Plus confortable que celui que nous avions négocié et obtenu pour Pulau Mantanani le bateau épouse la modeste jetée de Semporna à 8 heures.
Le vent de l’aventure se situe à quelques milles marins des premières rotations d’hélices, mais la fée du voyage ne tarde pas à nous fouetter le visage. Chanceux, elle est encore présente aujourd’hui.
Nous approchons de Pulau Boheydulong, île géologiquement tourmentée, après une cinquantaine de minutes à survoler les eaux émeraude et cristallines.
En arc de cercle, dentelée, verte, aérienne sur ses extérieurs, l’île est divine et sauvage.
Les îles, oui, elles sont deux. Séparées par un mince chenal, un arbre perdu observe notre lente progression.
Têtes en l’air, nous consommons des yeux les falaises de la plus grande. Lorsque des teintes, jusque là non observées, viennent nous titiller le bas des pupilles.
Epousant le galbe de l’île, un village se cache. Kampung Ketam.
Complètement hallucinant.
Les huttes, couvertes de palmes jaunies, sont individuellement clairsemées sur le lagon.
Sublime. Il ne manque que la colle ou la salive pour le timbre.
La quiétude des lieux est brisée par le doux ronronnement de notre embarcation. Les curieux sortent des abris de fortune pour nous offrir ce qu’ils ont de plus beau, la lumière de leur regard.
Je suis scié. Tout s’arrête.
On s’observe, on se sourit. Le contact est chaleureux mais il en restera là.
Je me retourne pour vivre cet instant dans le regard de mes enfants, bouches bées.
Toute cette beauté n’aurait pas la même saveur si ce village ne partageait pas les lieux, et cet instant n’aurait pas le même impact émotionnel si j’étais seul.
Joyeux dans mon cœur je suis.
C’est les têtes retournées que quittons Pulau Ketam comme si l’on souhaitait absorber jusqu’à la dernière seconde ces images incroyables.
Je ferme les yeux. Je la revoie.
Euphoriques nous nous envolons vers d'autres cieux, d'autres îles. L'archipel est constitué d'un nombre important d'îles dont je serais incapable de fournir une estimation quantitative.
Pulau Maïga, Sibuan, Sangakap et Mantabuan ont toutes un point commun, au delà du cadre extraordinaire.

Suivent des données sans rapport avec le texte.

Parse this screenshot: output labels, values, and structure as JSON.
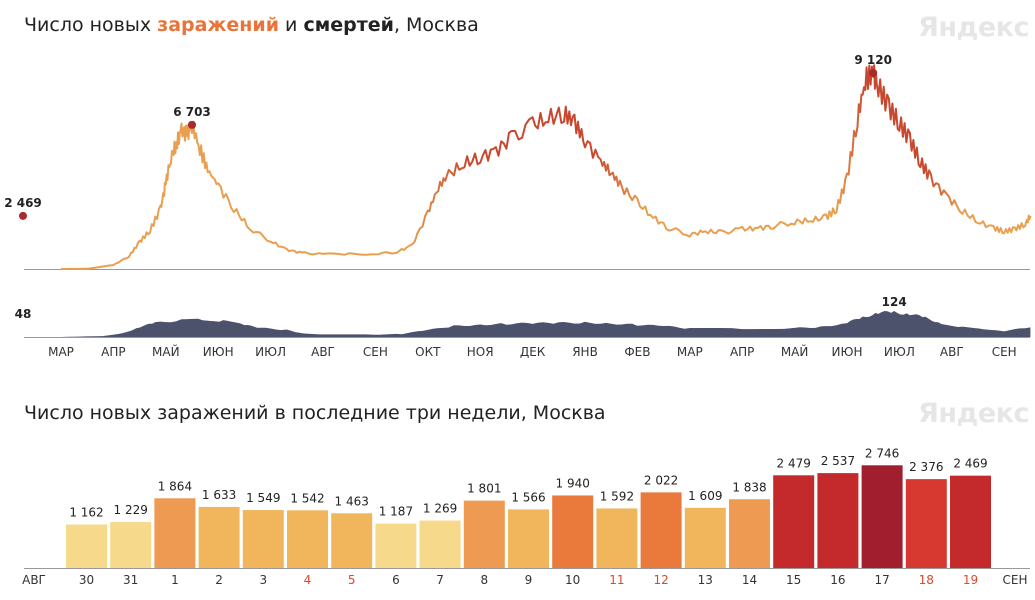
{
  "header": {
    "title_a": "Число новых ",
    "title_infections": "заражений",
    "title_b": " и ",
    "title_deaths": "смертей",
    "title_c": ", Москва",
    "brand": "Яндекс"
  },
  "bars_header": {
    "title": "Число новых заражений в последние три недели, Москва",
    "brand": "Яндекс"
  },
  "colors": {
    "infection_line": "#e8a050",
    "infection_peak": "#c8482f",
    "death_area": "#3d4260",
    "marker": "#a92a2f",
    "axis": "#999999",
    "weekend_tick": "#d94a2b"
  },
  "chart_data": [
    {
      "type": "line",
      "title": "Число новых заражений и смертей, Москва",
      "x_ticks": [
        "МАР",
        "АПР",
        "МАЙ",
        "ИЮН",
        "ИЮЛ",
        "АВГ",
        "СЕН",
        "ОКТ",
        "НОЯ",
        "ДЕК",
        "ЯНВ",
        "ФЕВ",
        "МАР",
        "АПР",
        "МАЙ",
        "ИЮН",
        "ИЮЛ",
        "АВГ",
        "СЕН"
      ],
      "series": [
        {
          "key": "infections",
          "points": [
            [
              0,
              0
            ],
            [
              0.5,
              10
            ],
            [
              1,
              180
            ],
            [
              1.3,
              600
            ],
            [
              1.5,
              1250
            ],
            [
              1.7,
              1800
            ],
            [
              1.9,
              2800
            ],
            [
              2,
              4000
            ],
            [
              2.1,
              5200
            ],
            [
              2.2,
              5800
            ],
            [
              2.3,
              6400
            ],
            [
              2.4,
              6300
            ],
            [
              2.5,
              6703
            ],
            [
              2.65,
              5600
            ],
            [
              2.8,
              4600
            ],
            [
              3,
              3900
            ],
            [
              3.3,
              2800
            ],
            [
              3.6,
              1900
            ],
            [
              4,
              1300
            ],
            [
              4.3,
              900
            ],
            [
              4.6,
              750
            ],
            [
              5,
              680
            ],
            [
              5.5,
              700
            ],
            [
              6,
              710
            ],
            [
              6.4,
              780
            ],
            [
              6.7,
              1100
            ],
            [
              7,
              2600
            ],
            [
              7.2,
              3800
            ],
            [
              7.4,
              4400
            ],
            [
              7.7,
              4900
            ],
            [
              8,
              5200
            ],
            [
              8.3,
              5500
            ],
            [
              8.6,
              6100
            ],
            [
              9,
              6700
            ],
            [
              9.3,
              7000
            ],
            [
              9.6,
              7250
            ],
            [
              9.8,
              6800
            ],
            [
              10,
              6000
            ],
            [
              10.3,
              5000
            ],
            [
              10.5,
              4500
            ],
            [
              10.7,
              3800
            ],
            [
              11,
              3100
            ],
            [
              11.3,
              2400
            ],
            [
              11.6,
              1900
            ],
            [
              12,
              1600
            ],
            [
              12.3,
              1750
            ],
            [
              12.6,
              1700
            ],
            [
              13,
              1850
            ],
            [
              13.3,
              1900
            ],
            [
              13.6,
              2000
            ],
            [
              14,
              2200
            ],
            [
              14.3,
              2250
            ],
            [
              14.6,
              2400
            ],
            [
              14.8,
              2800
            ],
            [
              15,
              4200
            ],
            [
              15.2,
              7000
            ],
            [
              15.35,
              8800
            ],
            [
              15.5,
              9120
            ],
            [
              15.6,
              8500
            ],
            [
              15.8,
              7500
            ],
            [
              16,
              6800
            ],
            [
              16.2,
              6000
            ],
            [
              16.4,
              5000
            ],
            [
              16.6,
              4200
            ],
            [
              16.9,
              3400
            ],
            [
              17.2,
              2700
            ],
            [
              17.5,
              2200
            ],
            [
              17.8,
              1900
            ],
            [
              18,
              1750
            ],
            [
              18.2,
              1850
            ],
            [
              18.4,
              2100
            ],
            [
              18.5,
              2469
            ]
          ],
          "labels": [
            {
              "x": 2.5,
              "y": 6703,
              "text": "6 703"
            },
            {
              "x": 15.5,
              "y": 9120,
              "text": "9 120"
            }
          ],
          "start_value": 2469,
          "start_label": "2 469"
        },
        {
          "key": "deaths",
          "points": [
            [
              0,
              0
            ],
            [
              0.8,
              5
            ],
            [
              1.2,
              20
            ],
            [
              1.5,
              50
            ],
            [
              1.8,
              70
            ],
            [
              2.3,
              85
            ],
            [
              2.7,
              90
            ],
            [
              3.1,
              80
            ],
            [
              3.5,
              60
            ],
            [
              3.8,
              45
            ],
            [
              4.3,
              35
            ],
            [
              4.6,
              20
            ],
            [
              5,
              12
            ],
            [
              6,
              12
            ],
            [
              6.5,
              15
            ],
            [
              7,
              35
            ],
            [
              7.5,
              55
            ],
            [
              8,
              62
            ],
            [
              8.5,
              66
            ],
            [
              9,
              68
            ],
            [
              9.5,
              70
            ],
            [
              10,
              72
            ],
            [
              10.5,
              68
            ],
            [
              11,
              60
            ],
            [
              11.5,
              55
            ],
            [
              12,
              42
            ],
            [
              13,
              42
            ],
            [
              14,
              44
            ],
            [
              14.5,
              50
            ],
            [
              15,
              70
            ],
            [
              15.3,
              100
            ],
            [
              15.6,
              120
            ],
            [
              15.9,
              124
            ],
            [
              16.2,
              115
            ],
            [
              16.5,
              95
            ],
            [
              16.8,
              70
            ],
            [
              17.2,
              50
            ],
            [
              17.6,
              38
            ],
            [
              18,
              30
            ],
            [
              18.5,
              48
            ]
          ],
          "labels": [
            {
              "x": 15.9,
              "y": 124,
              "text": "124"
            }
          ],
          "start_value": 48,
          "start_label": "48"
        }
      ]
    },
    {
      "type": "bar",
      "title": "Число новых заражений в последние три недели, Москва",
      "x_start_label": "АВГ",
      "x_end_label": "СЕН",
      "categories": [
        "30",
        "31",
        "1",
        "2",
        "3",
        "4",
        "5",
        "6",
        "7",
        "8",
        "9",
        "10",
        "11",
        "12",
        "13",
        "14",
        "15",
        "16",
        "17",
        "18",
        "19"
      ],
      "values": [
        1162,
        1229,
        1864,
        1633,
        1549,
        1542,
        1463,
        1187,
        1269,
        1801,
        1566,
        1940,
        1592,
        2022,
        1609,
        1838,
        2479,
        2537,
        2746,
        2376,
        2469
      ],
      "value_labels": [
        "1 162",
        "1 229",
        "1 864",
        "1 633",
        "1 549",
        "1 542",
        "1 463",
        "1 187",
        "1 269",
        "1 801",
        "1 566",
        "1 940",
        "1 592",
        "2 022",
        "1 609",
        "1 838",
        "2 479",
        "2 537",
        "2 746",
        "2 376",
        "2 469"
      ],
      "bar_colors": [
        "#f6d98a",
        "#f6d98a",
        "#ee9a52",
        "#f1b55c",
        "#f1b55c",
        "#f1b55c",
        "#f1b55c",
        "#f6d98a",
        "#f6d98a",
        "#ee9a52",
        "#f1b55c",
        "#ea7a3c",
        "#f1b55c",
        "#ea7a3c",
        "#f1b55c",
        "#ee9a52",
        "#c42a2c",
        "#c42a2c",
        "#a11e2e",
        "#d7382f",
        "#c42a2c"
      ],
      "weekend": [
        false,
        false,
        false,
        false,
        false,
        true,
        true,
        false,
        false,
        false,
        false,
        false,
        true,
        true,
        false,
        false,
        false,
        false,
        false,
        true,
        true
      ]
    }
  ]
}
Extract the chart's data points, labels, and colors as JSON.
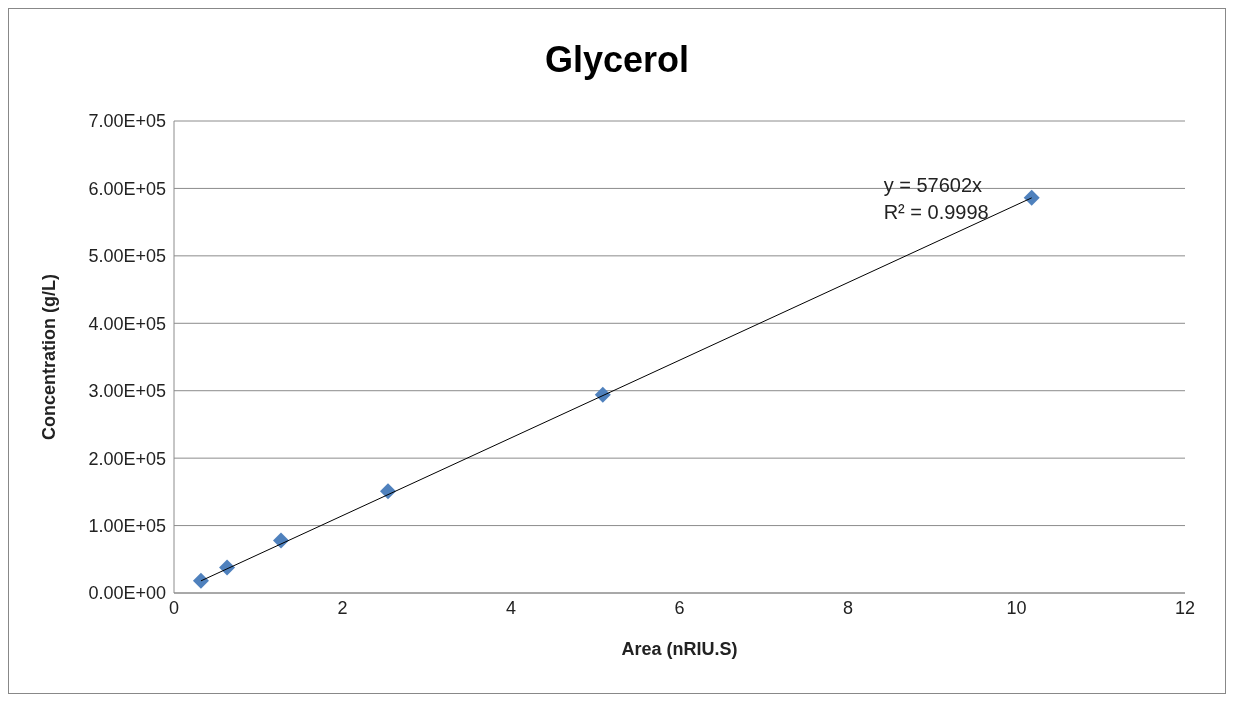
{
  "chart_data": {
    "type": "scatter",
    "title": "Glycerol",
    "xlabel": "Area (nRIU.S)",
    "ylabel": "Concentration  (g/L)",
    "series": [
      {
        "type": "scatter",
        "color": "#4f81bd",
        "marker": "diamond",
        "x": [
          0.32,
          0.63,
          1.27,
          2.54,
          5.09,
          10.18
        ],
        "values": [
          18000,
          38000,
          78000,
          151000,
          294000,
          586000
        ]
      },
      {
        "type": "line",
        "color": "#000000",
        "marker": "none",
        "line_style": "solid",
        "x": [
          0.32,
          10.18
        ],
        "values": [
          18000,
          586000
        ]
      }
    ],
    "annotations": [
      "y = 57602x",
      "R² = 0.9998"
    ],
    "xlim": [
      0,
      12
    ],
    "xticks": [
      0,
      2,
      4,
      6,
      8,
      10,
      12
    ],
    "ylim": [
      0,
      700000
    ],
    "yticks": [
      {
        "value": 0,
        "label": "0.00E+00"
      },
      {
        "value": 100000,
        "label": "1.00E+05"
      },
      {
        "value": 200000,
        "label": "2.00E+05"
      },
      {
        "value": 300000,
        "label": "3.00E+05"
      },
      {
        "value": 400000,
        "label": "4.00E+05"
      },
      {
        "value": 500000,
        "label": "5.00E+05"
      },
      {
        "value": 600000,
        "label": "6.00E+05"
      },
      {
        "value": 700000,
        "label": "7.00E+05"
      }
    ],
    "grid": "y",
    "legend": false
  }
}
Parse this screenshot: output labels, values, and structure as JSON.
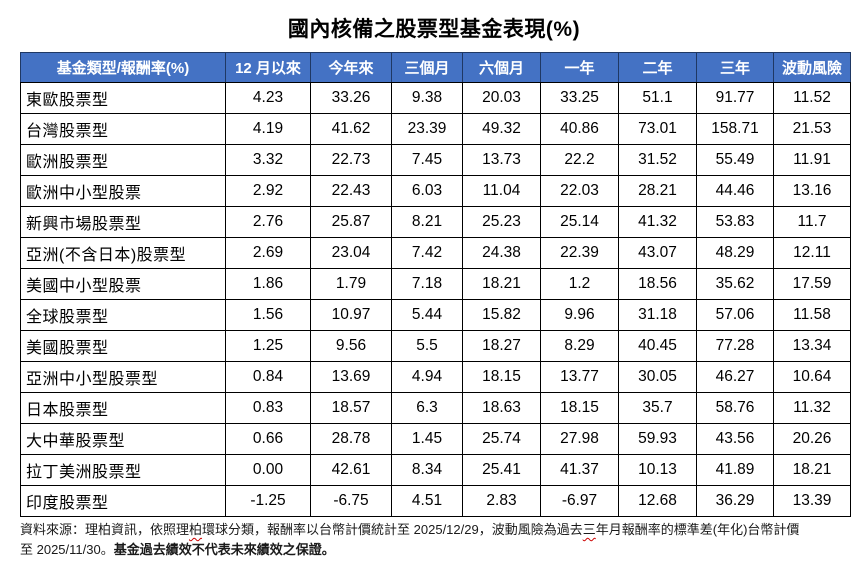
{
  "title": "國內核備之股票型基金表現(%)",
  "colors": {
    "header_bg": "#4472C4",
    "header_text": "#FFFFFF",
    "header_border": "#1F3864",
    "body_border": "#000000",
    "misspell_underline": "#CC0000"
  },
  "table": {
    "headers": [
      "基金類型/報酬率(%)",
      "12 月以來",
      "今年來",
      "三個月",
      "六個月",
      "一年",
      "二年",
      "三年",
      "波動風險"
    ],
    "rows": [
      {
        "label": "東歐股票型",
        "values": [
          "4.23",
          "33.26",
          "9.38",
          "20.03",
          "33.25",
          "51.1",
          "91.77",
          "11.52"
        ]
      },
      {
        "label": "台灣股票型",
        "values": [
          "4.19",
          "41.62",
          "23.39",
          "49.32",
          "40.86",
          "73.01",
          "158.71",
          "21.53"
        ]
      },
      {
        "label": "歐洲股票型",
        "values": [
          "3.32",
          "22.73",
          "7.45",
          "13.73",
          "22.2",
          "31.52",
          "55.49",
          "11.91"
        ]
      },
      {
        "label": "歐洲中小型股票",
        "values": [
          "2.92",
          "22.43",
          "6.03",
          "11.04",
          "22.03",
          "28.21",
          "44.46",
          "13.16"
        ]
      },
      {
        "label": "新興市場股票型",
        "values": [
          "2.76",
          "25.87",
          "8.21",
          "25.23",
          "25.14",
          "41.32",
          "53.83",
          "11.7"
        ]
      },
      {
        "label": "亞洲(不含日本)股票型",
        "values": [
          "2.69",
          "23.04",
          "7.42",
          "24.38",
          "22.39",
          "43.07",
          "48.29",
          "12.11"
        ]
      },
      {
        "label": "美國中小型股票",
        "values": [
          "1.86",
          "1.79",
          "7.18",
          "18.21",
          "1.2",
          "18.56",
          "35.62",
          "17.59"
        ]
      },
      {
        "label": "全球股票型",
        "values": [
          "1.56",
          "10.97",
          "5.44",
          "15.82",
          "9.96",
          "31.18",
          "57.06",
          "11.58"
        ]
      },
      {
        "label": "美國股票型",
        "values": [
          "1.25",
          "9.56",
          "5.5",
          "18.27",
          "8.29",
          "40.45",
          "77.28",
          "13.34"
        ]
      },
      {
        "label": "亞洲中小型股票型",
        "values": [
          "0.84",
          "13.69",
          "4.94",
          "18.15",
          "13.77",
          "30.05",
          "46.27",
          "10.64"
        ]
      },
      {
        "label": "日本股票型",
        "values": [
          "0.83",
          "18.57",
          "6.3",
          "18.63",
          "18.15",
          "35.7",
          "58.76",
          "11.32"
        ]
      },
      {
        "label": "大中華股票型",
        "values": [
          "0.66",
          "28.78",
          "1.45",
          "25.74",
          "27.98",
          "59.93",
          "43.56",
          "20.26"
        ]
      },
      {
        "label": "拉丁美洲股票型",
        "values": [
          "0.00",
          "42.61",
          "8.34",
          "25.41",
          "41.37",
          "10.13",
          "41.89",
          "18.21"
        ]
      },
      {
        "label": "印度股票型",
        "values": [
          "-1.25",
          "-6.75",
          "4.51",
          "2.83",
          "-6.97",
          "12.68",
          "36.29",
          "13.39"
        ]
      }
    ]
  },
  "footer": {
    "lines": [
      [
        {
          "text": "資料來源：理柏資訊，依照理",
          "style": "normal"
        },
        {
          "text": "柏",
          "style": "misspell"
        },
        {
          "text": "環球分類，報酬率以台幣計價統計至 2025/12/29，波動風險為過去",
          "style": "normal"
        },
        {
          "text": "三",
          "style": "misspell"
        },
        {
          "text": "年月報酬率的標準差(年化)台幣計價",
          "style": "normal"
        }
      ],
      [
        {
          "text": "至 2025/11/30。",
          "style": "normal"
        },
        {
          "text": "基金過去績效不代表未來績效之保證。",
          "style": "bold"
        }
      ]
    ]
  }
}
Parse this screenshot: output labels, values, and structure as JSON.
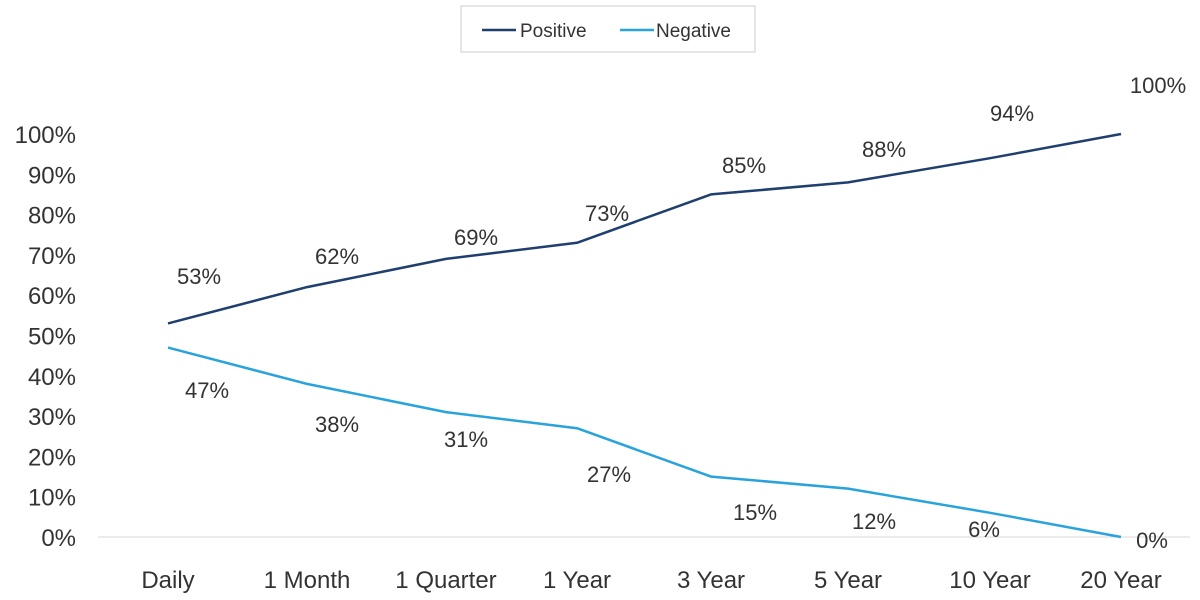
{
  "chart_data": {
    "type": "line",
    "categories": [
      "Daily",
      "1 Month",
      "1 Quarter",
      "1 Year",
      "3 Year",
      "5 Year",
      "10 Year",
      "20 Year"
    ],
    "series": [
      {
        "name": "Positive",
        "color": "#1f3f6e",
        "values": [
          53,
          62,
          69,
          73,
          85,
          88,
          94,
          100
        ],
        "labels": [
          "53%",
          "62%",
          "69%",
          "73%",
          "85%",
          "88%",
          "94%",
          "100%"
        ]
      },
      {
        "name": "Negative",
        "color": "#29a3dc",
        "values": [
          47,
          38,
          31,
          27,
          15,
          12,
          6,
          0
        ],
        "labels": [
          "47%",
          "38%",
          "31%",
          "27%",
          "15%",
          "12%",
          "6%",
          "0%"
        ]
      }
    ],
    "ylim": [
      0,
      100
    ],
    "yticks": [
      "0%",
      "10%",
      "20%",
      "30%",
      "40%",
      "50%",
      "60%",
      "70%",
      "80%",
      "90%",
      "100%"
    ],
    "grid": false,
    "legend_position": "top-center"
  }
}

Leur pudeur et la douleur.
Oui.
Leur pudeur face à leur difficulté quotidienne : manger.
Vivre sur ces îles somptueuses n'a rien de paradisiaque. Les questions d'usage ne me viennent pas à l'esprit tant la misère et l'oubli sont leur vie. Je me surprends une larme au coin de l'oeil.
Ils sont philippins, clandestins et n'existent que pour eux mêmes.
La précarité des villages pare toutes ces îles de rutilants adjectifs.
L'archipel de Tun Sakaran est un endroit tristement beau.